Ces jeunes leaders/leadeuses sont éloquent·es et bien organisé·es – et elles et ils savent désormais à quoi ressemble la victoire. Cela pourrait bien devenir un véritable casse-tête pour Narendra Modi

La rébellion des jeunes en Inde, menée par le parti Cockroach Janta (CJP), s’est déroulée dans un décor composé de grandes structures géométriques abstraites – arcs, plans, hémisphères – qui, ensemble, forment un observatoire appelé Jantar Mantar, construit au début du XVIIIe siècle pour affiner les almanachs et mesurer le temps. Depuis des décennies, le Jantar Mantar est synonyme de contestation politique : il désigne l’espace que la police de Delhi réserve aux mécontent·es politiques afin qu’elles et ils puissent exprimer leur colère de manière contrôlée.
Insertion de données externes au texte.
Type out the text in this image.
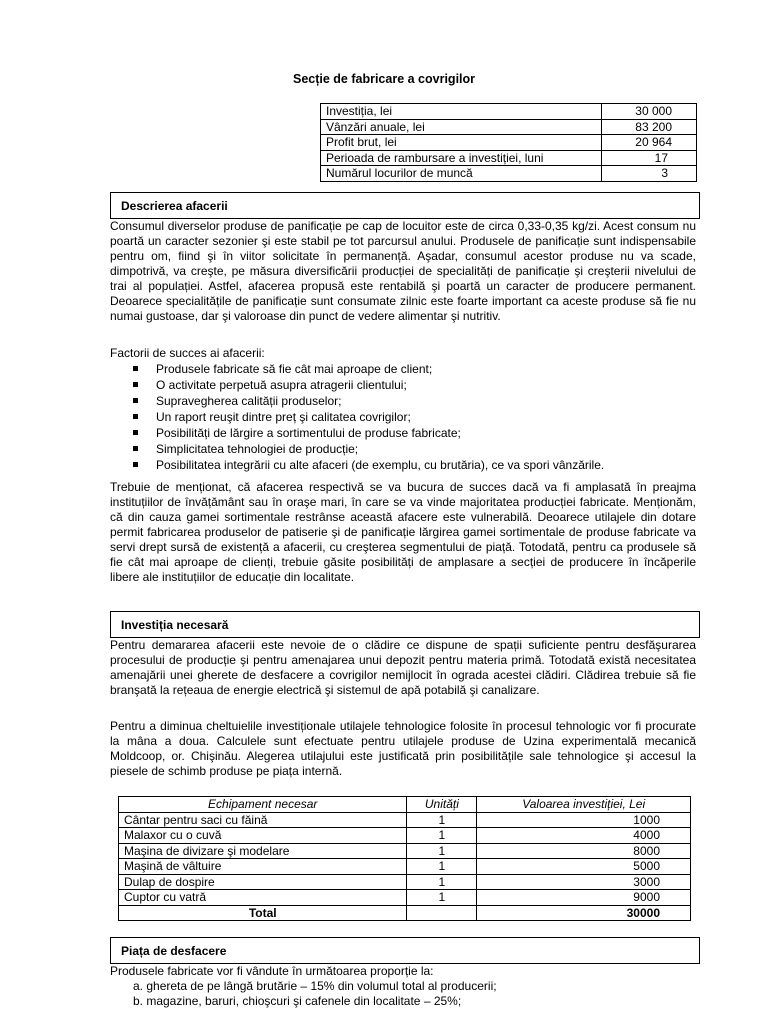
Secție de fabricare a covrigilor
Investiția, lei	30 000
Vânzări anuale, lei	83 200
Profit brut, lei	20 964
Perioada de rambursare a investiției, luni	17
Numărul locurilor de muncă	3
Descrierea afacerii

Consumul diverselor produse de panificație pe cap de locuitor este de circa 0,33-0,35 kg/zi. Acest consum nu poartă un caracter sezonier şi este stabil pe tot parcursul anului. Produsele de panificație sunt indispensabile pentru om, fiind şi în viitor solicitate în permanență. Aşadar, consumul acestor produse nu va scade, dimpotrivă, va creşte, pe măsura diversificării producției de specialități de panificație şi creşterii nivelului de trai al populației. Astfel, afacerea propusă este rentabilă şi poartă un caracter de producere permanent. Deoarece specialitățile de panificație sunt consumate zilnic este foarte important ca aceste produse să fie nu numai gustoase, dar şi valoroase din punct de vedere alimentar şi nutritiv.

Factorii de succes ai afacerii:

Produsele fabricate să fie cât mai aproape de client;
O activitate perpetuă asupra atragerii clientului;
Supravegherea calității produselor;
Un raport reuşit dintre preț şi calitatea covrigilor;
Posibilități de lărgire a sortimentului de produse fabricate;
Simplicitatea tehnologiei de producție;
Posibilitatea integrării cu alte afaceri (de exemplu, cu brutăria), ce va spori vânzările.

Trebuie de menționat, că afacerea respectivă se va bucura de succes dacă va fi amplasată în preajma instituțiilor de învățământ sau în oraşe mari, în care se va vinde majoritatea producției fabricate. Menționăm, că din cauza gamei sortimentale restrânse această afacere este vulnerabilă. Deoarece utilajele din dotare permit fabricarea produselor de patiserie şi de panificație lărgirea gamei sortimentale de produse fabricate va servi drept sursă de existență a afacerii, cu creşterea segmentului de piață. Totodată, pentru ca produsele să fie cât mai aproape de clienți, trebuie găsite posibilități de amplasare a secției de producere în încăperile libere ale instituțiilor de educație din localitate.

Investiția necesară

Pentru demararea afacerii este nevoie de o clădire ce dispune de spații suficiente pentru desfăşurarea procesului de producție şi pentru amenajarea unui depozit pentru materia primă. Totodată există necesitatea amenajării unei gherete de desfacere a covrigilor nemijlocit în ograda acestei clădiri. Clădirea trebuie să fie branşată la rețeaua de energie electrică şi sistemul de apă potabilă şi canalizare.

Pentru a diminua cheltuielile investiționale utilajele tehnologice folosite în procesul tehnologic vor fi procurate la mâna a doua. Calculele sunt efectuate pentru utilajele produse de Uzina experimentală mecanică Moldcoop, or. Chişinău. Alegerea utilajului este justificată prin posibilitățile sale tehnologice şi accesul la piesele de schimb produse pe piața internă.

Echipament necesar	Unități	Valoarea investiției, Lei
Cântar pentru saci cu făină	1	1000
Malaxor cu o cuvă	1	4000
Maşina de divizare şi modelare	1	8000
Maşină de vâltuire	1	5000
Dulap de dospire	1	3000
Cuptor cu vatră	1	9000
Total		30000
Piața de desfacere

Produsele fabricate vor fi vândute în următoarea proporție la:

a. ghereta de pe lângă brutărie – 15% din volumul total al producerii;

b. magazine, baruri, chioşcuri şi cafenele din localitate – 25%;
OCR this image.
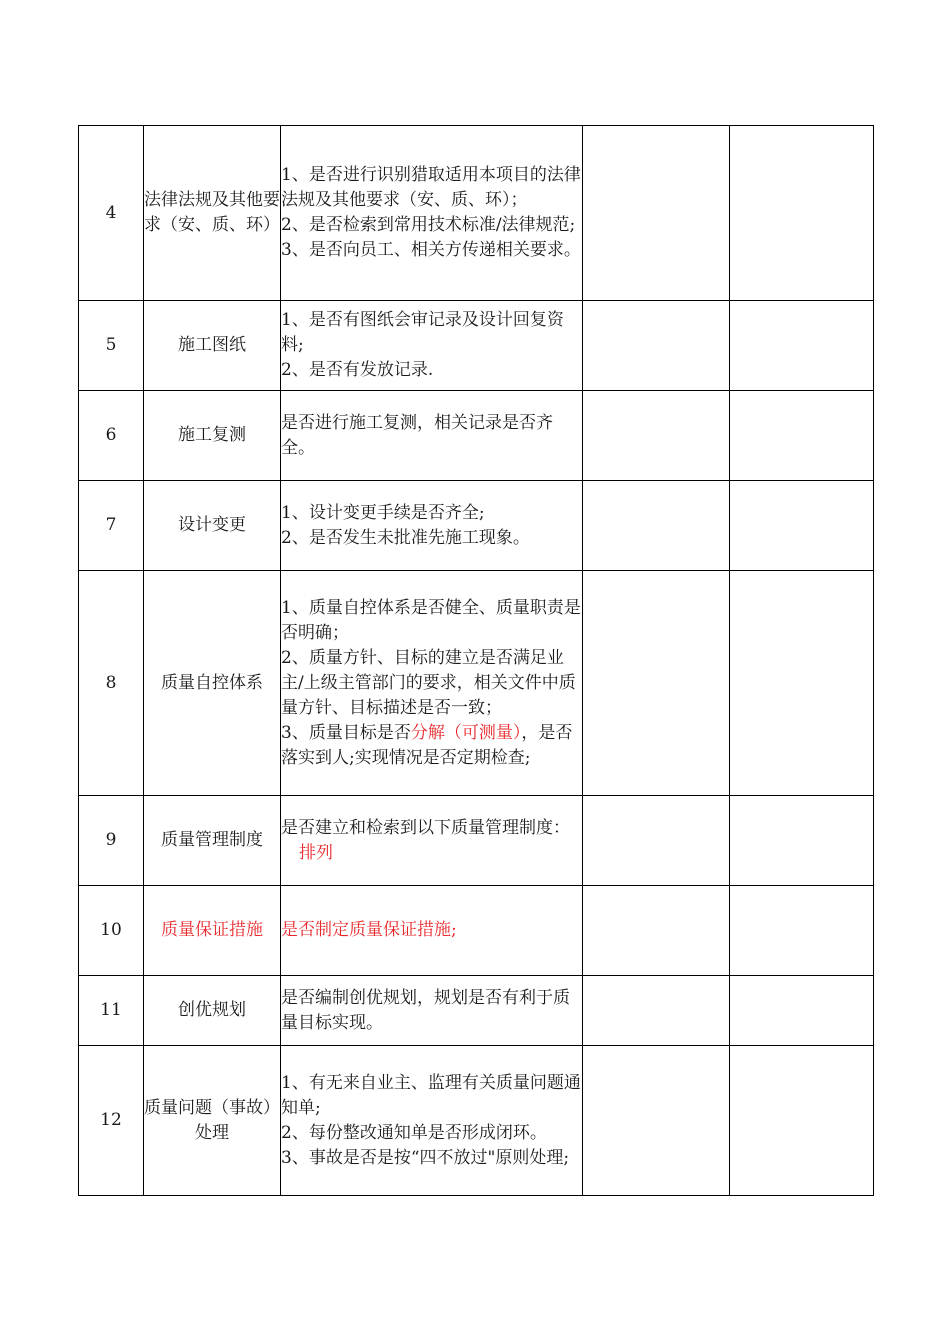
4	法律法规及其他要求（安、质、环）	1、是否进行识别猎取适用本项目的法律法规及其他要求（安、质、环）；
2、是否检索到常用技术标准/法律规范;
3、是否向员工、相关方传递相关要求。		

5	施工图纸	1、是否有图纸会审记录及设计回复资料;
2、是否有发放记录.		

6	施工复测	是否进行施工复测，相关记录是否齐全。		

7	设计变更	1、设计变更手续是否齐全;
2、是否发生未批准先施工现象。		

8	质量自控体系	1、质量自控体系是否健全、质量职责是否明确；
2、质量方针、目标的建立是否满足业主/上级主管部门的要求，相关文件中质量方针、目标描述是否一致；
3、质量目标是否分解（可测量），是否落实到人;实现情况是否定期检查;		

9	质量管理制度	是否建立和检索到以下质量管理制度：
排列		

10	质量保证措施	是否制定质量保证措施;		
11	创优规划	是否编制创优规划，规划是否有利于质量目标实现。		

12	质量问题（事故）处理	1、有无来自业主、监理有关质量问题通知单;
2、每份整改通知单是否形成闭环。
3、事故是否是按“四不放过"原则处理;		
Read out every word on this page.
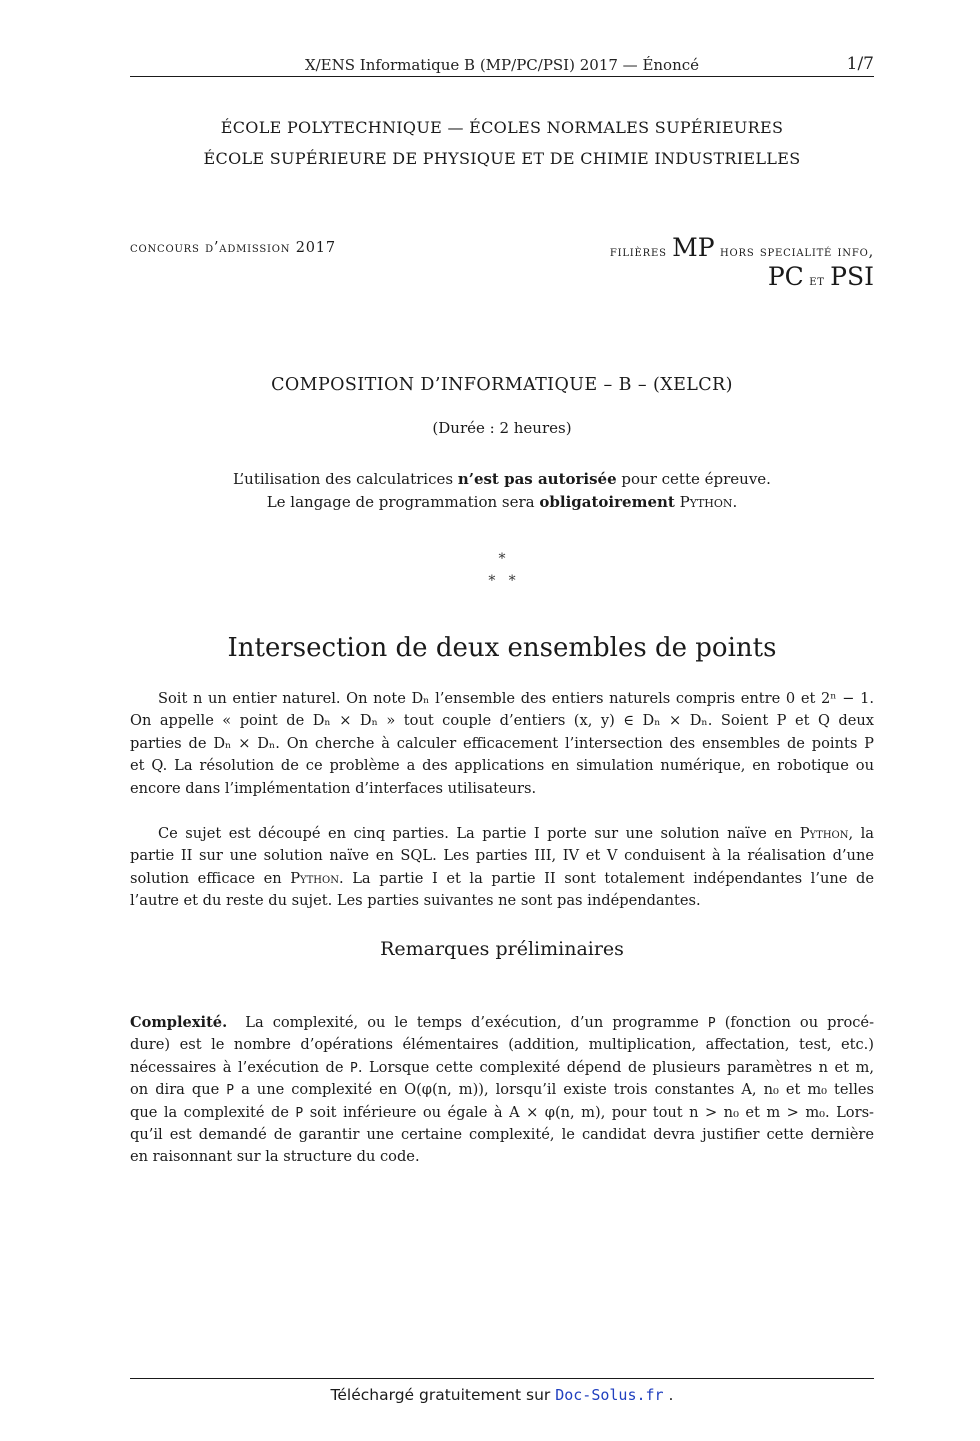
X/ENS Informatique B (MP/PC/PSI) 2017 — Énoncé	1/7
ÉCOLE POLYTECHNIQUE — ÉCOLES NORMALES SUPÉRIEURES
ÉCOLE SUPÉRIEURE DE PHYSIQUE ET DE CHIMIE INDUSTRIELLES
concours d’admission 2017	filières MP hors specialité info,
PC et PSI
COMPOSITION D’INFORMATIQUE – B – (XELCR)
(Durée : 2 heures)
L’utilisation des calculatrices n’est pas autorisée pour cette épreuve.
Le langage de programmation sera obligatoirement Python.
*
*   *
Intersection de deux ensembles de points
Soit n un entier naturel. On note Dₙ l’ensemble des entiers naturels compris entre 0 et 2ⁿ − 1.
On appelle « point de Dₙ × Dₙ » tout couple d’entiers (x, y) ∈ Dₙ × Dₙ. Soient P et Q deux
parties de Dₙ × Dₙ. On cherche à calculer efficacement l’intersection des ensembles de points P
et Q. La résolution de ce problème a des applications en simulation numérique, en robotique ou
encore dans l’implémentation d’interfaces utilisateurs.
Ce sujet est découpé en cinq parties. La partie I porte sur une solution naïve en Python, la
partie II sur une solution naïve en SQL. Les parties III, IV et V conduisent à la réalisation d’une
solution efficace en Python. La partie I et la partie II sont totalement indépendantes l’une de
l’autre et du reste du sujet. Les parties suivantes ne sont pas indépendantes.
Remarques préliminaires
Complexité.  La complexité, ou le temps d’exécution, d’un programme P (fonction ou procé-
dure) est le nombre d’opérations élémentaires (addition, multiplication, affectation, test, etc.)
nécessaires à l’exécution de P. Lorsque cette complexité dépend de plusieurs paramètres n et m,
on dira que P a une complexité en O(φ(n, m)), lorsqu’il existe trois constantes A, n₀ et m₀ telles
que la complexité de P soit inférieure ou égale à A × φ(n, m), pour tout n > n₀ et m > m₀. Lors-
qu’il est demandé de garantir une certaine complexité, le candidat devra justifier cette dernière
en raisonnant sur la structure du code.
Téléchargé gratuitement sur Doc-Solus.fr .
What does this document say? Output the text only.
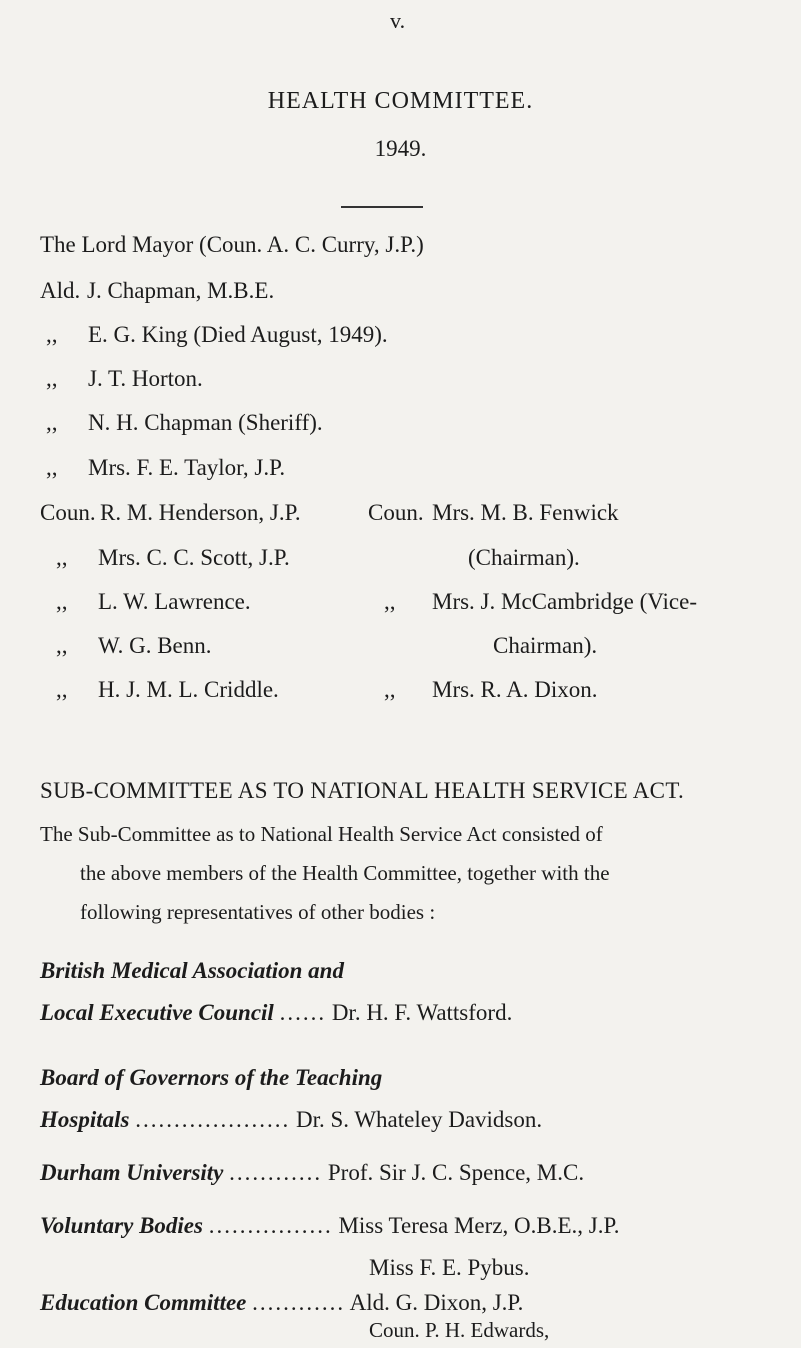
v.
HEALTH COMMITTEE.
1949.
The Lord Mayor (Coun. A. C. Curry, J.P.)
Ald. J. Chapman, M.B.E.
,, E. G. King (Died August, 1949).
,, J. T. Horton.
,, N. H. Chapman (Sheriff).
,, Mrs. F. E. Taylor, J.P.
Coun. R. M. Henderson, J.P.
,, Mrs. C. C. Scott, J.P.
,, L. W. Lawrence.
,, W. G. Benn.
,, H. J. M. L. Criddle.
Coun. Mrs. M. B. Fenwick
(Chairman).
,, Mrs. J. McCambridge (Vice-
Chairman).
,, Mrs. R. A. Dixon.
SUB-COMMITTEE AS TO NATIONAL HEALTH SERVICE ACT.
The Sub-Committee as to National Health Service Act consisted of
the above members of the Health Committee, together with the
following representatives of other bodies :
British Medical Association and
Local Executive Council ...... Dr. H. F. Wattsford.
Board of Governors of the Teaching
Hospitals .................... Dr. S. Whateley Davidson.
Durham University ............ Prof. Sir J. C. Spence, M.C.
Voluntary Bodies ................ Miss Teresa Merz, O.B.E., J.P.
Miss F. E. Pybus.
Education Committee ............ Ald. G. Dixon, J.P.
Coun. P. H. Edwards,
Mais il n’avait encore jamais accueilli une insurrection politique partie de zéro et qui a contraint l’État indien à céder en moins de huit semaines.

Lorsque son fondateur, Abhijeet Dipke, a amené le CJP à Jantar Mantar, il s’agissait d’un hashtag sur les réseaux sociaux comptant 20 millions d’abonné·es. Alors qu’il étudiait à Boston, Dipke s’est emparé des propos du président de la Cour suprême Surya Kant, accusé d’avoir qualifié les hordes de jeunes chômeurs/chômeuses et de militant·es de « parasites » et de « cafards », et les a transformés en un mème annonçant « nous voilà ». Lorsqu’il a ramené le CJP à Delhi le 6 juin pour lui donner vie, les personnes étaient intrigués.e Compte tenu du sort généralement lamentable réservé aux mouvements de la société civile sous le mandat du Premier ministre Narendra Modi, personne n’avait anticipé le combat de David contre Goliath qui a atteint son paroxysme samedi dernier.

Comme d’autres « touristes politiques », je me suis rendu à Jantar Mantar le 6 juin, par curiosité. Ce jour-là, lors de la manifestation inaugurale, il y avait un peu de monde, mais cela ne différait pas vraiment des dizaines de manifestations auxquelles j’avais assisté au cours des cinquante dernières années. La seule différence résidait dans la jeunesse de ces soi-disants « cafards ». J’avais déjà vu de près des jeunes se mobiliser contre le gouvernement de Modi lorsque les étudiant·es de Jamia Millia Islamia, l’université où j’enseignais, s’étaient élevé·es contre un projet de loi sur la citoyenneté particulièrement néfaste. Leur courage et leur idéalisme avaient été vaincus par une combinaison de répression policière et d’émeutes organisées. La volonté de ce gouvernement de recourir à la brutalité policière, à la violence des milices et à un pouvoir judiciaire docile pour étouffer la contestation planait comme une ombre sur la campagne naissante du CJP.

Mais lorsque je suis revenu un mois et demi plus tard, le 20 juillet, jour prévu pour la marche vers le Parlement, Jantar Mantar était méconnaissable. Une grève de la faim avait fait monter la tension politique de la manifestation. Le gouvernement avait expulsé de force le principal gréviste de la faim, Sonam Wangchuk, du site et l’avait placé en détention dans un hôpital. Le calcul était que son absence désamorcerait la tension et démoraliserait les manifestant·es. Cela ne s’est pas produit.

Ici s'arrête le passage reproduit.